Local and secure image recognition is fairly trivial in terms of power consumption, but hey, there's likely going to be some option to turn it off, just like hardware acceleration for video and image rendering, which uses the same GPU in similar ways. The power consumption argument is not invalid, but the way people deploy it is baffling to me, and is often based on worst-case estimates that are not realistic by design.
To be clear, Apple is building CPUs that can parse these queries in seconds into iPads now, running at a few tens of watts. Each time I boot up Tekken on my 1000W gaming PC for five minutes I'm burning up more power than my share of AI queries for weeks, if not months.
On the second point I absolutely disagree. There is no practical advantage to making accessibility annoying to implement. Accessibility should be structural, mandatory and automatic, not a nice thing people do for you. Eff that.
As for the third part, every alt text I've seen deployed is not adding much of value beyond a description of the content. What is measurable and factual is that the coverage of alt-text, even in places where it's disproportionately popular like Mastodon, is spotty at best and residual at worst. There is no question that automated alt-text is better than no alt-text, and most content has no alt-text.
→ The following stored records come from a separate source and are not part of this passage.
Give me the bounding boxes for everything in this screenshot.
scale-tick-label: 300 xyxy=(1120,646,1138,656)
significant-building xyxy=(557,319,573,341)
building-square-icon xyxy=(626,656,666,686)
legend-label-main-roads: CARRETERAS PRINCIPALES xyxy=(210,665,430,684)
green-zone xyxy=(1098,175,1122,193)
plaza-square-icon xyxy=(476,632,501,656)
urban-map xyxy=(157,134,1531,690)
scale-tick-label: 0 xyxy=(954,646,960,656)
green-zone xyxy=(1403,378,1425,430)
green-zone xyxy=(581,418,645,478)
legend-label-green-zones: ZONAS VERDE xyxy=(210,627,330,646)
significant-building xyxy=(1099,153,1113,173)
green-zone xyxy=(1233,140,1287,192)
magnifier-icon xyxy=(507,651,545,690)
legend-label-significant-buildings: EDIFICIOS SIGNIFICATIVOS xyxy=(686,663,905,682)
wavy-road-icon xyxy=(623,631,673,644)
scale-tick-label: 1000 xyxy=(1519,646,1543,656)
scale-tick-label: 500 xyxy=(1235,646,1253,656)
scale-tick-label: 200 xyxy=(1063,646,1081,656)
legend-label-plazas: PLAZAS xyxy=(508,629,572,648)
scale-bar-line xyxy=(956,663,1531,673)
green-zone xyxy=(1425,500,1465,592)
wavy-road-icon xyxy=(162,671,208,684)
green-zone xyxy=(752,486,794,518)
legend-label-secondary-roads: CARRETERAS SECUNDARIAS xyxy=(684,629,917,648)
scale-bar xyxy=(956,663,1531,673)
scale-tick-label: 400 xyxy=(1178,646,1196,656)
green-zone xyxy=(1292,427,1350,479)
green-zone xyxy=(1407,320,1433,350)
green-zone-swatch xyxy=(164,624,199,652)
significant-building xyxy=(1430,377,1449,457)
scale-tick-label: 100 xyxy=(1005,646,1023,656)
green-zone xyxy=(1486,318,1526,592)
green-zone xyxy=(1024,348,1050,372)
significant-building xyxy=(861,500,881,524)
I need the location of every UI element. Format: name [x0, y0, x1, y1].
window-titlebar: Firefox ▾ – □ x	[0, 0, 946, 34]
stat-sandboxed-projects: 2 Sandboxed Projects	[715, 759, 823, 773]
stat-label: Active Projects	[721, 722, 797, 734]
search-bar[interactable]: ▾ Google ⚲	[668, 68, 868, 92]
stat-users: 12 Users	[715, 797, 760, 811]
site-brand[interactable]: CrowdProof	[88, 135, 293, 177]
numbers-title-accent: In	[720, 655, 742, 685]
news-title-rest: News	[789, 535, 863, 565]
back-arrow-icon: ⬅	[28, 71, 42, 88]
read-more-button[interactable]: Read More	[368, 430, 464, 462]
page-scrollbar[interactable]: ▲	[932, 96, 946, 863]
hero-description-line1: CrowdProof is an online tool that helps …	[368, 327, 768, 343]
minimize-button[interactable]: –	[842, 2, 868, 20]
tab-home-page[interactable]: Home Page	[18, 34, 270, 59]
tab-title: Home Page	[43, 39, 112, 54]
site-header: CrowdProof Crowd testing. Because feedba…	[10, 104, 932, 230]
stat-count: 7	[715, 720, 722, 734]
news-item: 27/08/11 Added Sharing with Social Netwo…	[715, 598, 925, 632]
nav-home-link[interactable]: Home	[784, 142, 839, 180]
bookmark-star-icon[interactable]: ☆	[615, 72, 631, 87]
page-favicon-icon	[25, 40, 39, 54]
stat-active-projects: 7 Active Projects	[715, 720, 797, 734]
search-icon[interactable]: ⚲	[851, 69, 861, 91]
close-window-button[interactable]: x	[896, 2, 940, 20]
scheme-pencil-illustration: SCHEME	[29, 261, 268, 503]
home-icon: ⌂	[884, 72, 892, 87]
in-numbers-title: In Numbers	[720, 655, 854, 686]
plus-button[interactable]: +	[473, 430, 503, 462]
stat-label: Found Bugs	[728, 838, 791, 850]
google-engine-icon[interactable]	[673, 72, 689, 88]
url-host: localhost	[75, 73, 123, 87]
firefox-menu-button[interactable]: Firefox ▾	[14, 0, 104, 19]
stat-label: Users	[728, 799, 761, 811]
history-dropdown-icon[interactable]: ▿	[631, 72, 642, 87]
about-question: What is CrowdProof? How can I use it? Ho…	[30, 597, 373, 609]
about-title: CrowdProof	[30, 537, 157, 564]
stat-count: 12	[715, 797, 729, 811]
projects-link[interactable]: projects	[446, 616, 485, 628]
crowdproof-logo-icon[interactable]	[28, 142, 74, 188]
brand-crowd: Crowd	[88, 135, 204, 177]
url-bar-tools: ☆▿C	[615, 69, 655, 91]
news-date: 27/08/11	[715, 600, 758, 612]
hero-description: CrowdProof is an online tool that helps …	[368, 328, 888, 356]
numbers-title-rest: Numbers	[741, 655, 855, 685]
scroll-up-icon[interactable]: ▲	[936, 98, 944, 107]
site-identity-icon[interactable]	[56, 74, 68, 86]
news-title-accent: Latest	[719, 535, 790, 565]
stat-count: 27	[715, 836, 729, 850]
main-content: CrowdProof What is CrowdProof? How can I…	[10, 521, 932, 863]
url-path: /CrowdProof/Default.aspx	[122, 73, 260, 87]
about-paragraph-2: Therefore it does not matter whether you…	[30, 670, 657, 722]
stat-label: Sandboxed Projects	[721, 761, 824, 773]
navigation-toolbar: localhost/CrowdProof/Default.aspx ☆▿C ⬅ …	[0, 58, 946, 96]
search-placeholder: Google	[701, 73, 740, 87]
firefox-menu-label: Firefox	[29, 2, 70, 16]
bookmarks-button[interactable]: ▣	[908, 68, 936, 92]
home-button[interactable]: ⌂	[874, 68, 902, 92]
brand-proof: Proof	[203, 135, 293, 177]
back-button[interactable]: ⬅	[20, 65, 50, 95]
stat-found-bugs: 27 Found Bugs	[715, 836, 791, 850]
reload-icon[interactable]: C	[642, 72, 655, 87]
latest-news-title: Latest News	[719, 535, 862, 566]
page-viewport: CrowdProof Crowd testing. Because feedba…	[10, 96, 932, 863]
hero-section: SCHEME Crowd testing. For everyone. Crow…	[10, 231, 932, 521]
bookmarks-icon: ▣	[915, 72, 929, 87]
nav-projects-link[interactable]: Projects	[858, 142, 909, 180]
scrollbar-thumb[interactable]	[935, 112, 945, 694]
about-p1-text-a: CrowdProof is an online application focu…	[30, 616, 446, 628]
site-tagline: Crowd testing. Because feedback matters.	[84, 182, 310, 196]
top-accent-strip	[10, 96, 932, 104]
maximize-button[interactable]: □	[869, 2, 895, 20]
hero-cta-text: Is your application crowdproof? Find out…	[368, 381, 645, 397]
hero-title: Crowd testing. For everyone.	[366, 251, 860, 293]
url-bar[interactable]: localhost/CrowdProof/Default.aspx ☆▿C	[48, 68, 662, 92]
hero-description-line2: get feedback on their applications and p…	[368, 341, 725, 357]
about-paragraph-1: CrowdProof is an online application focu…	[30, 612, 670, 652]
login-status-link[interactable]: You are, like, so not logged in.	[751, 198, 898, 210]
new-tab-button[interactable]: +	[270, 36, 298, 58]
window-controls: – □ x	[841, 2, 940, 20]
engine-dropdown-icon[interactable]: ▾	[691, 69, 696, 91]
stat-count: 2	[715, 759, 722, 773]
That is only the tip of the iceberg for ML applied to accessibility, too. You could do active queries, you could have users be able to ask for additional context or clarification, you could have much smoother, automated voice reading of text, including visual description on demand... This tech is powerful in many areas, and this is clearly one. In fact, this is a much better application than search, by a lot. It's frustrating that search and factual queries, where this stuff is pretty bad at being reliable, are the thing everybody is thinking about.